Former Putin-appointed governor jailed for breaching UK sanctions

Kremlin handout A picture of Vladimir Putin and Dmitrii Ovsiannikov sat opposite each other. Both men are wearing dark-coloured suits and are sitting at a gold table Kremlin handout

A former Russian government minister, once a governor in illegally annexed Crimea, has been sentenced to 40 months in prison for breaching UK sanctions.

Dmitrii Ovsiannikov was found guilty of deliberately avoiding sanctions by receiving more than £75,000 from his wife, Ekaterina Ovsiannikova, into a newly-opened account, and a new Mercedes Benz SUV from his brother, Alexei Owsjanikow.

Ovsiannikov, who has a British passport, was found guilty on Wednesday of six out of seven counts of circumventing sanctions.

The case is the first prosecution in the UK regarding a breach of sanctions under the Russia Sanctions Regulations, the Crown Prosecution Service (CPS) said.

Two years after Russia annexed Crimea in 2014, President Vladimir Putin appointed Ovsiannikov as acting governor of the "strategically significant" city of Sevastopol in Crimea, the jury heard.

In 2017, elections were held there for the position of governor and Ovsiannikov won. He resigned from the position in July 2019.

As a result of his senior job in illegally annexed Crimea, the EU and UK imposed financial sanctions on him.

In August 2022, Ovsiannikov travelled to Turkey from Russia and applied for a British passport.

Despite the fact that UK sanctions still applied, the jury heard that he was granted a passport in January 2023, which he was entitled to because his father was born in the UK.

Ovsiannikov challenged the EU sanctions and they were lifted just five days after he arrived in the UK.

After arriving in Britain on 1 February 2023, Ovsiannikov moved into his brother's house in Clapham, where his wife and two younger children were already living and attending private school.

On 6 February, the former governor applied for a Halifax bank account and over the next two-and-a-half weeks his wife transferred £76,000 into his account - allowing him to put down a deposit on a Mercedes Benz GLC 300 SUV.

However, the bank later realised he was on the UK sanctions list and froze the account.
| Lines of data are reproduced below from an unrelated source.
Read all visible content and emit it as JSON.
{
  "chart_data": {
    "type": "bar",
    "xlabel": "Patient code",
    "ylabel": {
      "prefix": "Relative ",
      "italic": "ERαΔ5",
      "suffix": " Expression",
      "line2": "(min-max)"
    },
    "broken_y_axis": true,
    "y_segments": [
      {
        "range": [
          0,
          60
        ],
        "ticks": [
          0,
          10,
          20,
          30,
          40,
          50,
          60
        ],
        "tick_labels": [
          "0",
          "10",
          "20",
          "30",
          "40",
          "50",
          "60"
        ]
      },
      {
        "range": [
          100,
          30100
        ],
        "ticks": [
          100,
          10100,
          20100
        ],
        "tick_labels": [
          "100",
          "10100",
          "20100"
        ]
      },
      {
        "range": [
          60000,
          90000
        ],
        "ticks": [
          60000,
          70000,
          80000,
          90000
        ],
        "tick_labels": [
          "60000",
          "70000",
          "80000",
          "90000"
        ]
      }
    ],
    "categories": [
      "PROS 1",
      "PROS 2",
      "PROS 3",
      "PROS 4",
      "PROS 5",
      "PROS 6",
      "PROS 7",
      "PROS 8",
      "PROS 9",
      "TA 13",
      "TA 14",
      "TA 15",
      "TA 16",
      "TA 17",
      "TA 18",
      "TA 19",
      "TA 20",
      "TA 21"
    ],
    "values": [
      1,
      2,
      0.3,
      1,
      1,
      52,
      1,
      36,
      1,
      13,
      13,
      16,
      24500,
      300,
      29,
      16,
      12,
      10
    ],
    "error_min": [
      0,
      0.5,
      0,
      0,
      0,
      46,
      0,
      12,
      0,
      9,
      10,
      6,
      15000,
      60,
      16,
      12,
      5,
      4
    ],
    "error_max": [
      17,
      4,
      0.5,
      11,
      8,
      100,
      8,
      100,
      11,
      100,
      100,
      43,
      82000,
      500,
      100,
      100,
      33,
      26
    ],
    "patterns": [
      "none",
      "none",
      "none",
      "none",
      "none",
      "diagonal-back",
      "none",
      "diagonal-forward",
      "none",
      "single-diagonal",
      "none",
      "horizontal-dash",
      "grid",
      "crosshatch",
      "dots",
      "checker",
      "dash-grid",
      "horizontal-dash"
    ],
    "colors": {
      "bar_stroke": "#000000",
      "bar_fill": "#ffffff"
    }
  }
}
His brother Alexei Owsjanikow bought the Mercedes instead, paying more than £54,000, the prosecution said.

The prosecution argued that when Ovsiannikov's wife sent him the £76,000 and his brother bought the car they were also in breach of sanctions.

While in May 2024, Owsjanikow paid more than £40,000 in school fees for his brother's two youngest children - which the prosecution argued was also in breach of sanctions.

Ovsiannikov's wife, who was in the public gallery on Friday for the sentencing, was cleared of four counts of circumventing sanctions by assisting with payments totalling £76,000 to her husband in February 2023.

His brother, Owsjanikow, was cleared of breaching sanctions by buying the Mercedes-Benz, arranging car insurance for Ovsiannikov, and by making a Barclays bank account available to him.

However, the jury at Southwark Crown Court found Owsjanikow guilty on two counts of circumventing sanctions by paying school fees of £41,027 for his brother's children. He was sentenced to 15 months in prison, suspended for 15 months.

The prosecution argued Ovsiannikov must have known he was subject to UK sanctions, because on 7 February 2023 he was applying for them to be lifted and had included his unique ID number and group ID number from his sanctions listing on the form.

He was sentenced at Southwark Crown Court to 40 months' imprisonment for each count, to be served concurrently.

The total amount of time he will serve was reduced by the 217 days he spent on curfew, and he will spend up to half of his sentence in custody before he is released on licence.

Ovsiannikov, the former governor of Sevastopol, also served as the Russian Federation's deputy minister for industry and trade before he was dismissed and expelled from the ruling United Russia party in 2020.

Under the asset freeze, Ovsiannikov was not allowed to spend money even on basic necessities. Others were not permitted to assist him to do so.

The jury failed to reach a verdict on the outstanding charge, that Ovsiannikov deliberately avoided sanctions by opening the new bank account.

Julian Capon, head of the CPS's economic organised crime unit, said prosecutors will begin legal action to recover "illegally obtained cash and assets".

He said Ovsiannikov "knew he had been on the UK sanctions list since 2017 but chose to ignore this".

National Crime Agency chief Graeme Biggar said the Ovsiannikov investigation was one of 180 which have aimed to "reduce a criminal threat posed by Putin-linked elites and their enablers since the invasion of Ukraine".